Le ministre Oliver juge toutefois que le dialogue reste ouvert. Il a affirmé s'être entretenu plusieurs fois avec son homologue québécois, Carlos Leitao. 

« La porte est toujours ouverte, et si le Québec ne participe pas maintenant, il va avoir un partenaire coopératif avec le nouvel organisme de réglementation », fait-il valoir. 

Pourquoi une commissions nationale des valeurs mobilières

Ottawa veut se débarrasser d'un système « inefficace »

Ottawa affirme depuis longtemps que le système actuellement en place au Canada - 13 organismes de réglementation et commissions à travers le pays - est inefficace, notamment parce qu'il rend difficile la détection des abus et des fraudes.

Le ministre Oliver a profité de l'annonce de deux nouveaux appuis au projet pour faire miroiter les avantages pour l'ensemble du Canada.

« Ce régime permettra de renforcer les liens commerciaux au sein du Canada et d'attirer les investissements de capitaux au pays. Plus d'investissements se traduisent par des emplois, de la croissance et de la prospérité à long terme dans toutes les régions du Canada. »

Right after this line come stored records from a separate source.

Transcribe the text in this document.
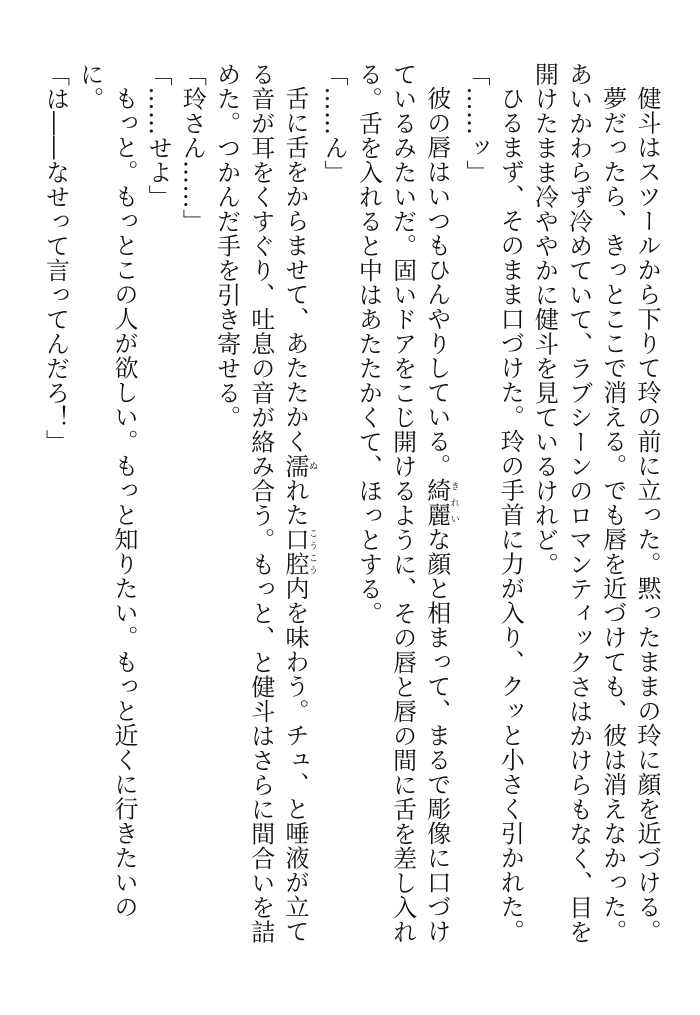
健斗はスツールから下りて玲の前に立った。黙ったままの玲に顔を近づける。

夢だったら、きっとここで消える。でも唇を近づけても、彼は消えなかった。あいかわらず冷めていて、ラブシーンのロマンティックさはかけらもなく、目を開けたまま冷ややかに健斗を見ているけれど。

ひるまず、そのまま口づけた。玲の手首に力が入り、クッと小さく引かれた。

「……ッ」

彼の唇はいつもひんやりしている。綺麗きれいな顔と相まって、まるで彫像に口づけているみたいだ。固いドアをこじ開けるように、その唇と唇の間に舌を差し入れる。舌を入れると中はあたたかくて、ほっとする。

「……ん」

舌に舌をからませて、あたたかく濡ぬれた口腔こうこう内を味わう。チュ、と唾液が立てる音が耳をくすぐり、吐息の音が絡み合う。もっと、と健斗はさらに間合いを詰めた。つかんだ手を引き寄せる。

「玲さん……」

「……せよ」

もっと。もっとこの人が欲しい。もっと知りたい。もっと近くに行きたいのに。

「は――なせって言ってんだろ！」
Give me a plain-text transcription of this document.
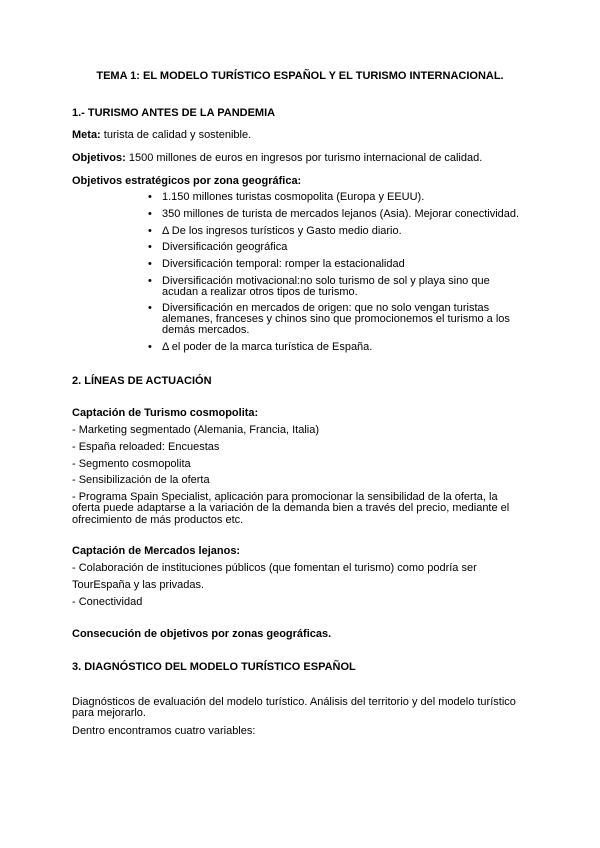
TEMA 1: EL MODELO TURÍSTICO ESPAÑOL Y EL TURISMO INTERNACIONAL.
1.- TURISMO ANTES DE LA PANDEMIA
Meta: turista de calidad y sostenible.
Objetivos: 1500 millones de euros en ingresos por turismo internacional de calidad.
Objetivos estratégicos por zona geográfica:
•
1.150 millones turistas cosmopolita (Europa y EEUU).
•
350 millones de turista de mercados lejanos (Asia). Mejorar conectividad.
•
Δ De los ingresos turísticos y Gasto medio diario.
•
Diversificación geográfica
•
Diversificación temporal: romper la estacionalidad
•
Diversificación motivacional:no solo turismo de sol y playa sino que
acudan a realizar otros tipos de turismo.
•
Diversificación en mercados de origen: que no solo vengan turistas
alemanes, franceses y chinos sino que promocionemos el turismo a los
demás mercados.
•
Δ el poder de la marca turística de España.
2. LÍNEAS DE ACTUACIÓN
Captación de Turismo cosmopolita:
- Marketing segmentado (Alemania, Francia, Italia)
- España reloaded: Encuestas
- Segmento cosmopolita
- Sensibilización de la oferta
- Programa Spain Specialist, aplicación para promocionar la sensibilidad de la oferta, la
oferta puede adaptarse a la variación de la demanda bien a través del precio, mediante el
ofrecimiento de más productos etc.
Captación de Mercados lejanos:
- Colaboración de instituciones públicos (que fomentan el turismo) como podría ser
TourEspaña y las privadas.
- Conectividad
Consecución de objetivos por zonas geográficas.
3. DIAGNÓSTICO DEL MODELO TURÍSTICO ESPAÑOL
Diagnósticos de evaluación del modelo turístico. Análisis del territorio y del modelo turístico
para mejorarlo.
Dentro encontramos cuatro variables:
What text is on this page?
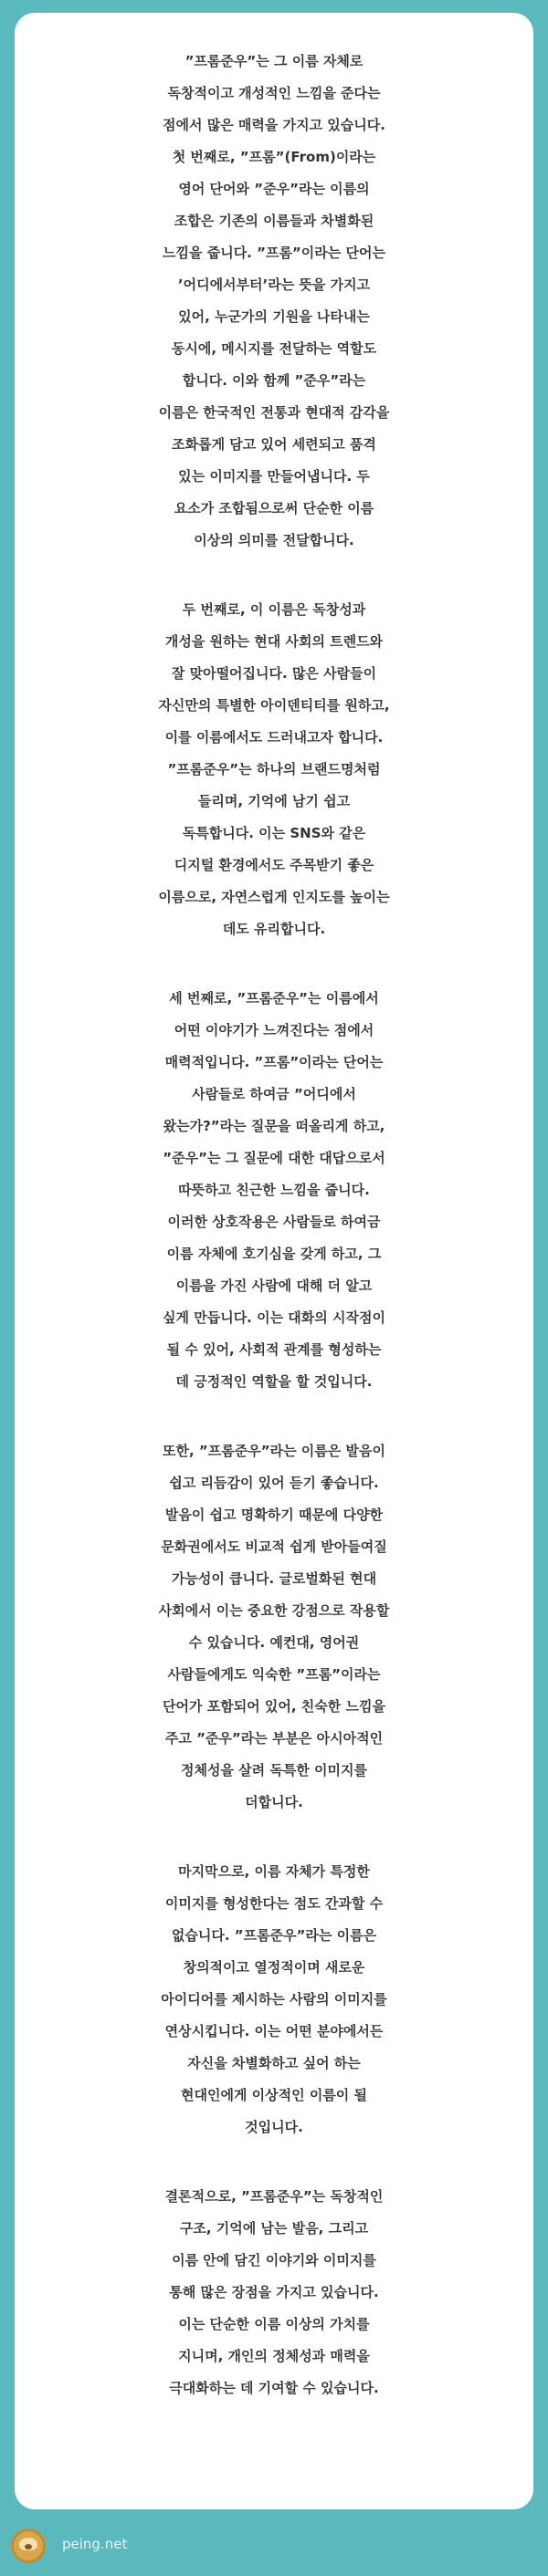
”프롬준우”는 그 이름 자체로
독창적이고 개성적인 느낌을 준다는
점에서 많은 매력을 가지고 있습니다.
첫 번째로, ”프롬”(From)이라는
영어 단어와 ”준우”라는 이름의
조합은 기존의 이름들과 차별화된
느낌을 줍니다. ”프롬”이라는 단어는
’어디에서부터’라는 뜻을 가지고
있어, 누군가의 기원을 나타내는
동시에, 메시지를 전달하는 역할도
합니다. 이와 함께 ”준우”라는
이름은 한국적인 전통과 현대적 감각을
조화롭게 담고 있어 세련되고 품격
있는 이미지를 만들어냅니다. 두
요소가 조합됨으로써 단순한 이름
이상의 의미를 전달합니다.

두 번째로, 이 이름은 독창성과
개성을 원하는 현대 사회의 트렌드와
잘 맞아떨어집니다. 많은 사람들이
자신만의 특별한 아이덴티티를 원하고,
이를 이름에서도 드러내고자 합니다.
”프롬준우”는 하나의 브랜드명처럼
들리며, 기억에 남기 쉽고
독특합니다. 이는 SNS와 같은
디지털 환경에서도 주목받기 좋은
이름으로, 자연스럽게 인지도를 높이는
데도 유리합니다.

세 번째로, ”프롬준우”는 이름에서
어떤 이야기가 느껴진다는 점에서
매력적입니다. ”프롬”이라는 단어는
사람들로 하여금 ”어디에서
왔는가?”라는 질문을 떠올리게 하고,
”준우”는 그 질문에 대한 대답으로서
따뜻하고 친근한 느낌을 줍니다.
이러한 상호작용은 사람들로 하여금
이름 자체에 호기심을 갖게 하고, 그
이름을 가진 사람에 대해 더 알고
싶게 만듭니다. 이는 대화의 시작점이
될 수 있어, 사회적 관계를 형성하는
데 긍정적인 역할을 할 것입니다.

또한, ”프롬준우”라는 이름은 발음이
쉽고 리듬감이 있어 듣기 좋습니다.
발음이 쉽고 명확하기 때문에 다양한
문화권에서도 비교적 쉽게 받아들여질
가능성이 큽니다. 글로벌화된 현대
사회에서 이는 중요한 강점으로 작용할
수 있습니다. 예컨대, 영어권
사람들에게도 익숙한 ”프롬”이라는
단어가 포함되어 있어, 친숙한 느낌을
주고 ”준우”라는 부분은 아시아적인
정체성을 살려 독특한 이미지를
더합니다.

마지막으로, 이름 자체가 특정한
이미지를 형성한다는 점도 간과할 수
없습니다. ”프롬준우”라는 이름은
창의적이고 열정적이며 새로운
아이디어를 제시하는 사람의 이미지를
연상시킵니다. 이는 어떤 분야에서든
자신을 차별화하고 싶어 하는
현대인에게 이상적인 이름이 될
것입니다.

결론적으로, ”프롬준우”는 독창적인
구조, 기억에 남는 발음, 그리고
이름 안에 담긴 이야기와 이미지를
통해 많은 장점을 가지고 있습니다.
이는 단순한 이름 이상의 가치를
지니며, 개인의 정체성과 매력을
극대화하는 데 기여할 수 있습니다.

peing.net
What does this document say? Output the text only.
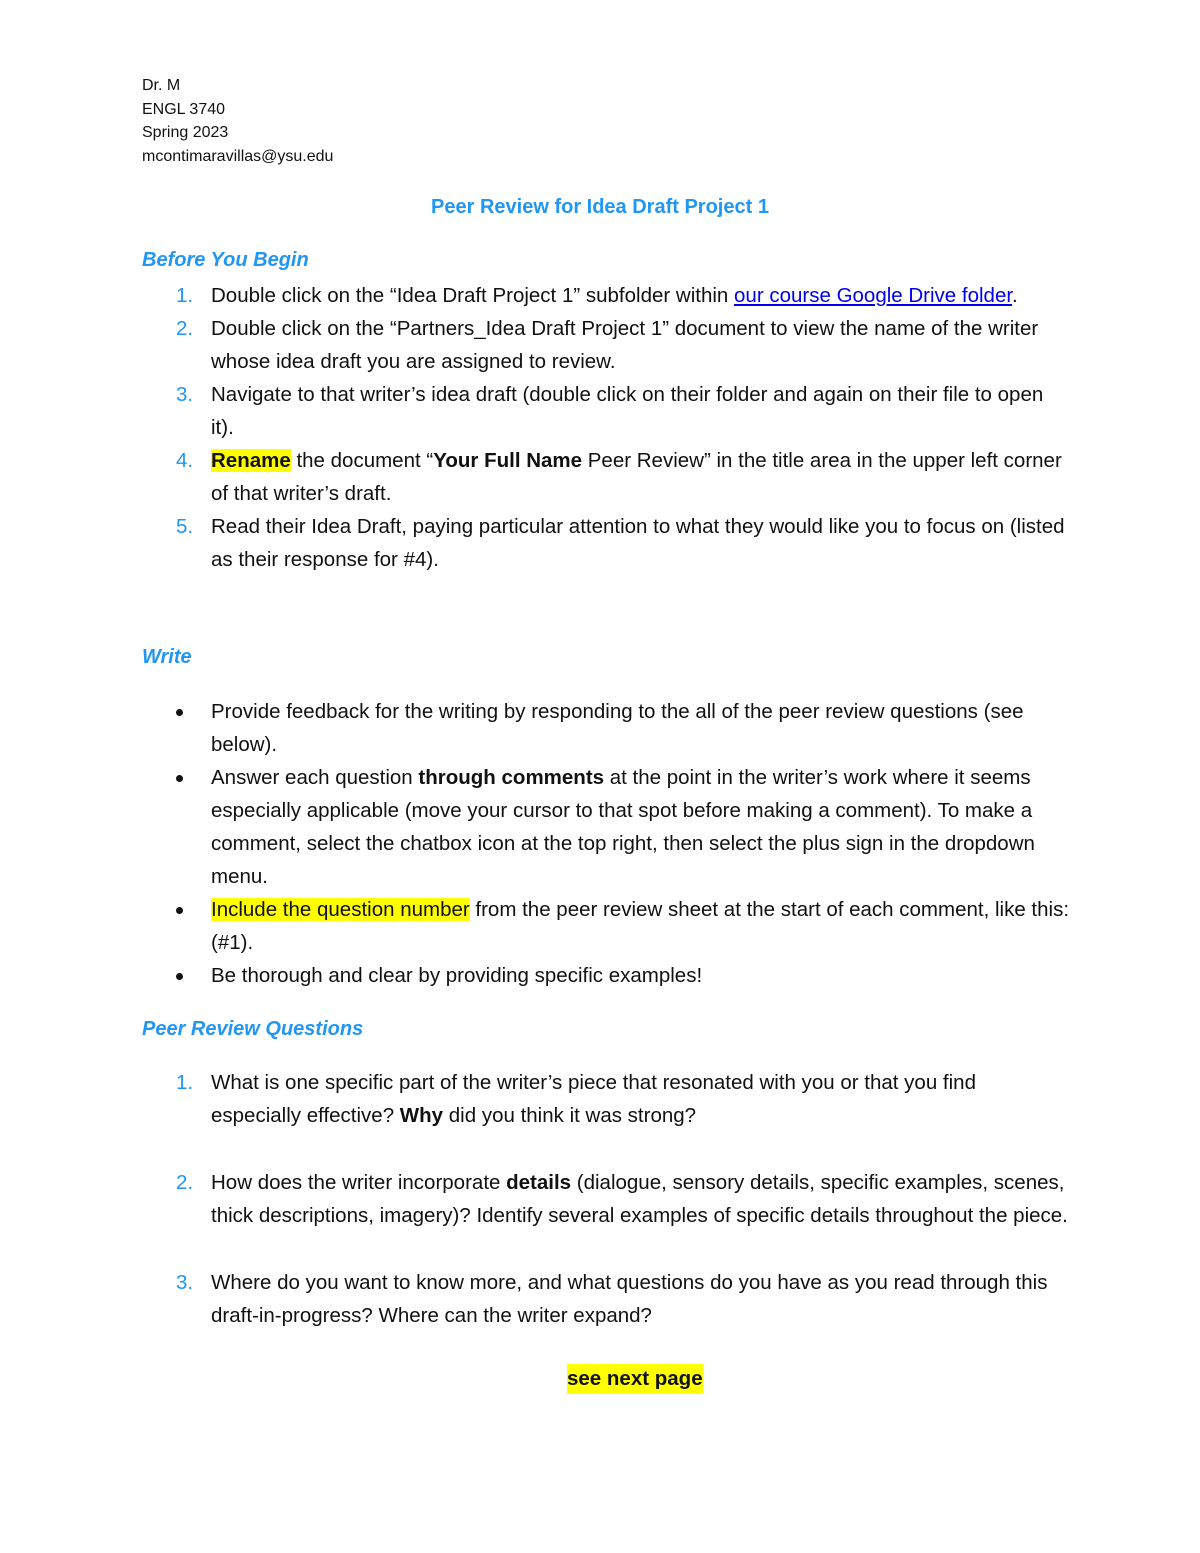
Dr. M
ENGL 3740
Spring 2023
mcontimaravillas@ysu.edu
Peer Review for Idea Draft Project 1
Before You Begin
1. Double click on the “Idea Draft Project 1” subfolder within our course Google Drive folder.
2. Double click on the “Partners_Idea Draft Project 1” document to view the name of the writer whose idea draft you are assigned to review.
3. Navigate to that writer’s idea draft (double click on their folder and again on their file to open it).
4. Rename the document “Your Full Name Peer Review” in the title area in the upper left corner of that writer’s draft.
5. Read their Idea Draft, paying particular attention to what they would like you to focus on (listed as their response for #4).
Write
Provide feedback for the writing by responding to the all of the peer review questions (see below).
Answer each question through comments at the point in the writer’s work where it seems especially applicable (move your cursor to that spot before making a comment). To make a comment, select the chatbox icon at the top right, then select the plus sign in the dropdown menu.
Include the question number from the peer review sheet at the start of each comment, like this: (#1).
Be thorough and clear by providing specific examples!
Peer Review Questions
1. What is one specific part of the writer’s piece that resonated with you or that you find especially effective? Why did you think it was strong?
2. How does the writer incorporate details (dialogue, sensory details, specific examples, scenes, thick descriptions, imagery)? Identify several examples of specific details throughout the piece.
3. Where do you want to know more, and what questions do you have as you read through this draft-in-progress? Where can the writer expand?
see next page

Selon lui, le Canada est en quelque sorte la risée ailleurs dans le monde avec ses multiples commissions des valeurs mobilières. Un modèle qui n'existe nulle part ailleurs, dit-il.

De plus, il estime que les provinces n'ont rien à perdre, puisqu'elles pourront « jouer un rôle tout aussi important dans la nouvelle structure que le rôle qu'elles jouent dans la structure actuelle ».

Ottawa espère que sa commission nationale sera en fonction à compter de 2015. 

La proposition est appuyée par le monde des affaires et de la finance du pays, ainsi que par le Fonds monétaire international et la Banque mondiale.

L'Association des banquiers canadiens s'est d'ailleurs réjouie mercredi du nouvel élan donné au projet.

Commission des valeurs mobilières?

Les commissions des valeurs mobilières (ou l'Autorité des marchés financiers au Québec) sont des organismes de réglementation et d'encadrement du secteur financier. Leur mandat consiste à faire respecter les lois relatives à l'encadrement du secteur financier et à protéger les investisseurs contre des pratiques illégales.